Lead Site Reliability Engineer - Observability
Location: United Kingdom
Job Type: Full time
The Meraki Cloud supports millions of customer devices from 8 data centers around the world. Meraki’s customer base has grown by a factor of 2-3 every year, serving billions of HTTP requests per day globally. Our customers depend on our products to run their critical infrastructure of network switches, security appliances, wireless APs and security cameras.
Our SREs are responsible for building and growing the cloud that supports these customers and their networks. As a Lead Site Reliability Engineer on the Observability team you will lead the design, development and operation of large-scale, secure observability systems that make sure our services stay online and performant. We are a team of passionate software engineers that value quality and customer experience. Our team is based in the US and EMEA, and we embrace hybrid and remote work.
What you would be working on:
- Design, deploy and scale our Prometheus architecture to handle 100+ million active series and beyond.
- Deploy and operate large, high-performance ElasticSearch clusters holding 10-2000+TB of data.
- Deploy and grow high-throughput data pipelines built on Kafka, handling hundreds of thousands of events per second.
- Design and build an alerting system that allows engineering teams to construct alerts from multiple data sources and alerting workflows.
- Write libraries and APIs that give engineers self-service access to our monitoring, logging, and other observability systems.
- Use Terraform to deploy public and private cloud infrastructure.
We are looking for:
- Experience in designing, deploying and operating mid to large size distributed systems on VMs or bare metal machines running Linux (we run Debian and Ubuntu).
- Experience developing with languages like Ruby, Python, Go, Scala, or Bash.
- Being excited by the challenge of solving difficult problems in large distributed systems that deal with huge amounts of data.
- Interest in working on highly autonomous team that cares deeply about quality and customer experience.
- Being curious, able to learn fast and feel comfortable diving into unfamiliar code and systems to solve problems.
- Understanding the value of observability and can work with other teams to help them better monitor their services.
- Willing to be part of a production on-call rotation.
- Direct experience with the following technologies (or similar): Elasticsearch Logstash Kibana (ELK) stack, Kafka, Prometheus/Thanos/Cortex, Graphite, Ansible, Terraform, Consul.
At Cisco Meraki, we’re challenging the status quo with the power of diversity, inclusion, and collaboration. When we connect different perspectives, we can imagine new possibilities, inspire innovation, and release the full potential of our people.
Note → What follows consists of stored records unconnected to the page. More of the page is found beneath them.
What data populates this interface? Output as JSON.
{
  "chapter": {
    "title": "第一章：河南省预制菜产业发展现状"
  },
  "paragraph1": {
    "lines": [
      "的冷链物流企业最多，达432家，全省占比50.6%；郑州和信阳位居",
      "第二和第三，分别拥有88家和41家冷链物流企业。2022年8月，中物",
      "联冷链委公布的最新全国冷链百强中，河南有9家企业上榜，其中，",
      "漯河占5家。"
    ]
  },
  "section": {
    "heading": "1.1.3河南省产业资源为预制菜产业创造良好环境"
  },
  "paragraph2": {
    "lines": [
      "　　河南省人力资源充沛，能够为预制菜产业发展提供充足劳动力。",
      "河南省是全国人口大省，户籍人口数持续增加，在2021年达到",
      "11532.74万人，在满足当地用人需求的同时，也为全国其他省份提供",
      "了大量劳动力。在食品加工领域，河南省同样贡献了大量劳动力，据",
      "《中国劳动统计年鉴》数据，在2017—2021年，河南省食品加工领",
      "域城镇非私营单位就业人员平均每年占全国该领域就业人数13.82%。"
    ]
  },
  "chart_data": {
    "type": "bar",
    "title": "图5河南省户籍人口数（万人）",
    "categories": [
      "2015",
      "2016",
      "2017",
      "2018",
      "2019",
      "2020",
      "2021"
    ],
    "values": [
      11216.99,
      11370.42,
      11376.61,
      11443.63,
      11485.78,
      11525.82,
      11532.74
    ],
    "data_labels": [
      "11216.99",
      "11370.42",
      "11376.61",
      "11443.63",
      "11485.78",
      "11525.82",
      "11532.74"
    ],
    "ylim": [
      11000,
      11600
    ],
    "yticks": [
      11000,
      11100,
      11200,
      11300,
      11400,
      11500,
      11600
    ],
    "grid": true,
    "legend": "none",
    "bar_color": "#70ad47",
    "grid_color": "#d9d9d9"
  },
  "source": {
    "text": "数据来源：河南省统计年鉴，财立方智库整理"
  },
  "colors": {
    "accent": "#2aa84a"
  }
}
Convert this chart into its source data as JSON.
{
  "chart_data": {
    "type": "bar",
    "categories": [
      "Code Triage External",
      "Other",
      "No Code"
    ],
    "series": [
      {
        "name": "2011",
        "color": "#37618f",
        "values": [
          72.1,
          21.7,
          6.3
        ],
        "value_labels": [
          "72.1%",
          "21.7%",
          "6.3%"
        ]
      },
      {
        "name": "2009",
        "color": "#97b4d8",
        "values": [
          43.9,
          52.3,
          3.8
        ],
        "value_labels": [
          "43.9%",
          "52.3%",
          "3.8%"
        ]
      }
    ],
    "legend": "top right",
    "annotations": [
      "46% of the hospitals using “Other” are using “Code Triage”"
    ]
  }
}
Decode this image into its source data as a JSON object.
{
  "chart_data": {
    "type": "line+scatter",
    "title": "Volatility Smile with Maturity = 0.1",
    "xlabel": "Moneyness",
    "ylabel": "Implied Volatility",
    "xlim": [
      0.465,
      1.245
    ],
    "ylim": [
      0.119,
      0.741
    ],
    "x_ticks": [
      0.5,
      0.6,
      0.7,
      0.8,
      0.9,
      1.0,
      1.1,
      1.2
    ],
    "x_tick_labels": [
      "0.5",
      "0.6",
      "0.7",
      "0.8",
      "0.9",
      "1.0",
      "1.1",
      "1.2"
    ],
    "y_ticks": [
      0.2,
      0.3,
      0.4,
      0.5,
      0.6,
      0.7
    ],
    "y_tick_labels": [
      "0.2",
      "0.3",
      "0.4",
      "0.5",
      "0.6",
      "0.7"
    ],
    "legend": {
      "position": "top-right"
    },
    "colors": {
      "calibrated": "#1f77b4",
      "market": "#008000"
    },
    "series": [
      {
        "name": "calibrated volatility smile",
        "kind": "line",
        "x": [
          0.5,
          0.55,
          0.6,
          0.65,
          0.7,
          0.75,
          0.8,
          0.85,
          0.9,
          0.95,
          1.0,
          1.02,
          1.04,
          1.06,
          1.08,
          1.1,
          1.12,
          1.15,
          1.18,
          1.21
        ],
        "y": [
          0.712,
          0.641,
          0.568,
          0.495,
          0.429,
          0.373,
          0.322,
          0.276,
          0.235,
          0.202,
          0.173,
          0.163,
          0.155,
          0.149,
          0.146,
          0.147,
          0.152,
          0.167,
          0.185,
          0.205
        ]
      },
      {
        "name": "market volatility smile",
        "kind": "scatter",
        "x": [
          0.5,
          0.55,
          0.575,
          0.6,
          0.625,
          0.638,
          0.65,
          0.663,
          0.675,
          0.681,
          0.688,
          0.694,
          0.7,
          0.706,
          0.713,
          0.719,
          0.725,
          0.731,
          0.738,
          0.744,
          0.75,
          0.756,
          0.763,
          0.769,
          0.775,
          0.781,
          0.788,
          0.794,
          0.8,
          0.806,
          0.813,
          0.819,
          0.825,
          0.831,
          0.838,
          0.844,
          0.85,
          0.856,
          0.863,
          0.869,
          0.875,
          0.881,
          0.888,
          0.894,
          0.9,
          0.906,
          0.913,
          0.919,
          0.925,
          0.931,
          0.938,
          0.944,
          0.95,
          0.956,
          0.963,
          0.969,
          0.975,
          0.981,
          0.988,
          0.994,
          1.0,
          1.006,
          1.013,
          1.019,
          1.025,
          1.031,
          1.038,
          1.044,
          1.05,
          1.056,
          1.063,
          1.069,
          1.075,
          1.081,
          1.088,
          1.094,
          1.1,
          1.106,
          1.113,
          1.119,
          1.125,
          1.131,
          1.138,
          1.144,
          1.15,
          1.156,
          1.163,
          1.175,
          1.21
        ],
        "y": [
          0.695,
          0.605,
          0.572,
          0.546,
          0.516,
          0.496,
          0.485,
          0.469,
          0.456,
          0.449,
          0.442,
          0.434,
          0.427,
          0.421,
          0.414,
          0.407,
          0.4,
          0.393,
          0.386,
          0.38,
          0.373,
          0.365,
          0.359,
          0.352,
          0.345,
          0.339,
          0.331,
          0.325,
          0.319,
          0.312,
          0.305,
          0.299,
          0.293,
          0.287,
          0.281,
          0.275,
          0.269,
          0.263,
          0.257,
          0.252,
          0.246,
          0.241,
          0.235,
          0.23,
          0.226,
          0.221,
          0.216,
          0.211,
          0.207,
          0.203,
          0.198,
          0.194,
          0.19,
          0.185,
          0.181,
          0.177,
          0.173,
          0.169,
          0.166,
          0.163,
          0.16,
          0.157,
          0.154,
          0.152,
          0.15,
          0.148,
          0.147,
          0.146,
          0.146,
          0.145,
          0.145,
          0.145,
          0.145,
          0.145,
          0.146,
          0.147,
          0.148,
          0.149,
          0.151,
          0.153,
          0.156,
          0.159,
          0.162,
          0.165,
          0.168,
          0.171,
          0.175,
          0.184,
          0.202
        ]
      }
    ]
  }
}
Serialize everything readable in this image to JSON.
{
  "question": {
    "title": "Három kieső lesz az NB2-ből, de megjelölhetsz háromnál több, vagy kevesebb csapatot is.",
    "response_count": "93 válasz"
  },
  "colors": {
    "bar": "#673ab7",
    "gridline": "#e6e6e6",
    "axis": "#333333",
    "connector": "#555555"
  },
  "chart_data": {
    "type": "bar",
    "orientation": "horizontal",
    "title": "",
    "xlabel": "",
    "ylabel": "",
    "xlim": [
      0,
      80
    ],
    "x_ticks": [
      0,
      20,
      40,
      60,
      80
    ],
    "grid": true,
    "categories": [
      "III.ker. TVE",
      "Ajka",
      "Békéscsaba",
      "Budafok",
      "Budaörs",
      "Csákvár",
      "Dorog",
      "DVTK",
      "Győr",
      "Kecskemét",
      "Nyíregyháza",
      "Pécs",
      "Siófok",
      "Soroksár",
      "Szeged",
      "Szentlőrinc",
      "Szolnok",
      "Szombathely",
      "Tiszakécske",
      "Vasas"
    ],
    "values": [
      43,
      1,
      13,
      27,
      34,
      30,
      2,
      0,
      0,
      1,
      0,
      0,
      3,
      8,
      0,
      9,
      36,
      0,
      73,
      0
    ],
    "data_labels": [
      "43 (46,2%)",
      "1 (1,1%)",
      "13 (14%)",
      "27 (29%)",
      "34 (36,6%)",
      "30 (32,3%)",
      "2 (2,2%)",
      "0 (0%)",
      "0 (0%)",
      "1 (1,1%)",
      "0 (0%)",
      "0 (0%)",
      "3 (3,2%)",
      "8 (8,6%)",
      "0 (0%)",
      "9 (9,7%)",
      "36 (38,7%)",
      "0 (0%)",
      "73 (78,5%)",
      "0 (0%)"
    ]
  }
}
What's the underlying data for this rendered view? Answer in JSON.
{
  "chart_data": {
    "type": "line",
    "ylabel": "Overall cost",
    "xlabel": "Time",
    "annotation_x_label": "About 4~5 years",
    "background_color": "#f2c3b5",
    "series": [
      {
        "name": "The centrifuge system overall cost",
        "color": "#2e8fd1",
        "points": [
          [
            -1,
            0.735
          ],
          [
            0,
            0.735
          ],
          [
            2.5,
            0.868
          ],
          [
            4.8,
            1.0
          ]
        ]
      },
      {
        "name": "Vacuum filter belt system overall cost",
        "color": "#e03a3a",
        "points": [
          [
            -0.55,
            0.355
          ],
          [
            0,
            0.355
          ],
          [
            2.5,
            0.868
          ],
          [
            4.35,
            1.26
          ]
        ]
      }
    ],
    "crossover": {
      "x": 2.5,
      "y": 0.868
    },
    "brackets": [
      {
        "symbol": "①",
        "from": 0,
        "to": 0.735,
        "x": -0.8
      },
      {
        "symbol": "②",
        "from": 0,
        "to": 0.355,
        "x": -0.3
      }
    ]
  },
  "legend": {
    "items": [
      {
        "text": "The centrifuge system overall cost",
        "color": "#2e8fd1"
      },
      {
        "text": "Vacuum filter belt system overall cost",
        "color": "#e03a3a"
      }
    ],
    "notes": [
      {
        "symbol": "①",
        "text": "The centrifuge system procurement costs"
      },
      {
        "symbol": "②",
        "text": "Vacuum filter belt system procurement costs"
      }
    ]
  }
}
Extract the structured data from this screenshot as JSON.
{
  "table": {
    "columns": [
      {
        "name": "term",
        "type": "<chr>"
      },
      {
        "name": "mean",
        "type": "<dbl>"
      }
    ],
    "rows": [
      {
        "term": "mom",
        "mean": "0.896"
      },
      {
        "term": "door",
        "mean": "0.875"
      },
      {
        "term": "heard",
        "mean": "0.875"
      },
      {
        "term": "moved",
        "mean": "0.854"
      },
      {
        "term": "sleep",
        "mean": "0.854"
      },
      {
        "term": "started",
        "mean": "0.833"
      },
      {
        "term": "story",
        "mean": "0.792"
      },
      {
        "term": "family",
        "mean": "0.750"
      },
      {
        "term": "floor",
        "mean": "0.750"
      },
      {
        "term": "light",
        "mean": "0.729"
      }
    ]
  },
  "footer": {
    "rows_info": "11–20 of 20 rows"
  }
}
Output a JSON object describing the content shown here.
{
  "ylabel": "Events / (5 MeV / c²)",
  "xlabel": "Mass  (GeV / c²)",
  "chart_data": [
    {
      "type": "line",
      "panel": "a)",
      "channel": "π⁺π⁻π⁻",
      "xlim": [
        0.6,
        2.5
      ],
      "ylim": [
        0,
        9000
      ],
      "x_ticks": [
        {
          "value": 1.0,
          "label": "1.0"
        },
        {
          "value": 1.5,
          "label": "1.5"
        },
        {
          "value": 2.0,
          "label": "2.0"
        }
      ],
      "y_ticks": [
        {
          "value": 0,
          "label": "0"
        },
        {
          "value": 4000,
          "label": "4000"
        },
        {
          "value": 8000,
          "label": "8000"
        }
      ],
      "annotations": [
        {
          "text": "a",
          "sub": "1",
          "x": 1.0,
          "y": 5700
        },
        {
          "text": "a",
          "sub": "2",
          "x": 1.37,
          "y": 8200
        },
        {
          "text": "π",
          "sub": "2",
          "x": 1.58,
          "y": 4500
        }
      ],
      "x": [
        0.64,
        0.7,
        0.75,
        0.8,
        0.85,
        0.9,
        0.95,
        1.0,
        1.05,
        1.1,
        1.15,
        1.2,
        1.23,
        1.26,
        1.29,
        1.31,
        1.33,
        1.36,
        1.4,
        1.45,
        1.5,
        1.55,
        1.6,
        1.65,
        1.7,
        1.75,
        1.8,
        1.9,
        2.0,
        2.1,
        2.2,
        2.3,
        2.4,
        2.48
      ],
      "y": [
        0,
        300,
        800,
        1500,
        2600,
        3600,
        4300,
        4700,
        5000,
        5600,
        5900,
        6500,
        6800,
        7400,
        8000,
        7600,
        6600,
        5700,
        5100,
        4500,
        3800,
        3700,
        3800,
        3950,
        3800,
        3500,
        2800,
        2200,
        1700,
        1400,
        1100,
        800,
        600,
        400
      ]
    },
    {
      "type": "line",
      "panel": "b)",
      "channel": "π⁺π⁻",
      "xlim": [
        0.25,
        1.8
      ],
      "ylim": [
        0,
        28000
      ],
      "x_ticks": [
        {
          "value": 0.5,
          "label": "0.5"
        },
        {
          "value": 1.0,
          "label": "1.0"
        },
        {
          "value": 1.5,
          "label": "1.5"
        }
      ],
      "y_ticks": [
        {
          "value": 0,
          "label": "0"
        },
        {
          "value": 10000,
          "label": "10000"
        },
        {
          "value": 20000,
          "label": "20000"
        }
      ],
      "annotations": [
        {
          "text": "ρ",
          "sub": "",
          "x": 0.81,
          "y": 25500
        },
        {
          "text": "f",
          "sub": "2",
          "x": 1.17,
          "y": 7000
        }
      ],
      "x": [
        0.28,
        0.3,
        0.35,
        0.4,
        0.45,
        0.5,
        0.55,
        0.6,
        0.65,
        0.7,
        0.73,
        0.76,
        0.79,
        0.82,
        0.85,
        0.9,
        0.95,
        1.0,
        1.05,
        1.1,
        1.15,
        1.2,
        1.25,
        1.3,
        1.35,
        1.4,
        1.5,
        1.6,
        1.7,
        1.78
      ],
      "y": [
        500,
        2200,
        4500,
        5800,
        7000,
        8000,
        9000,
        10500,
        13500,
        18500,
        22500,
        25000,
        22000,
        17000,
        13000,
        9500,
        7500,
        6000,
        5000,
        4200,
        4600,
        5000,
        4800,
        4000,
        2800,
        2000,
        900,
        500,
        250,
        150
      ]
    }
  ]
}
We’re building an employee experience that includes appreciation, belonging, growth, and purpose for everyone.
Cisco is an Affirmative Action and Equal Opportunity Employer and all qualified applicants will receive consideration for employment without regard to race, color, religion, gender, sexual orientation, national origin, genetic information, age, disability, veteran status, or any other legally protected basis. Cisco will consider for employment, on a case by case basis, qualified applicants with arrest and conviction records.
Cisco Covid-19 Vaccination Policy
The health and safety of Cisco's employees, customers, and partners is a top priority. Our goal is to protect and mitigate the spread of COVID-19 infection for strong business resiliency during the pandemic. Therefore, Cisco may require new hires to be fully vaccinated against COVID-19 if the role requires business-related travel, meeting with customers/partners (including visiting third-party sites on behalf of Cisco), attending trade events, and Cisco office entry, unless otherwise prohibited by applicable law, and in countries where COVID-19 vaccination is legally required. The company will consider legally required accommodations/exceptions for medical, religious, and other reasons as per the requirements of the role and in accordance with applicable law. Additional information will be provided to candidates about the requirements and accommodation process at the offer time based on region.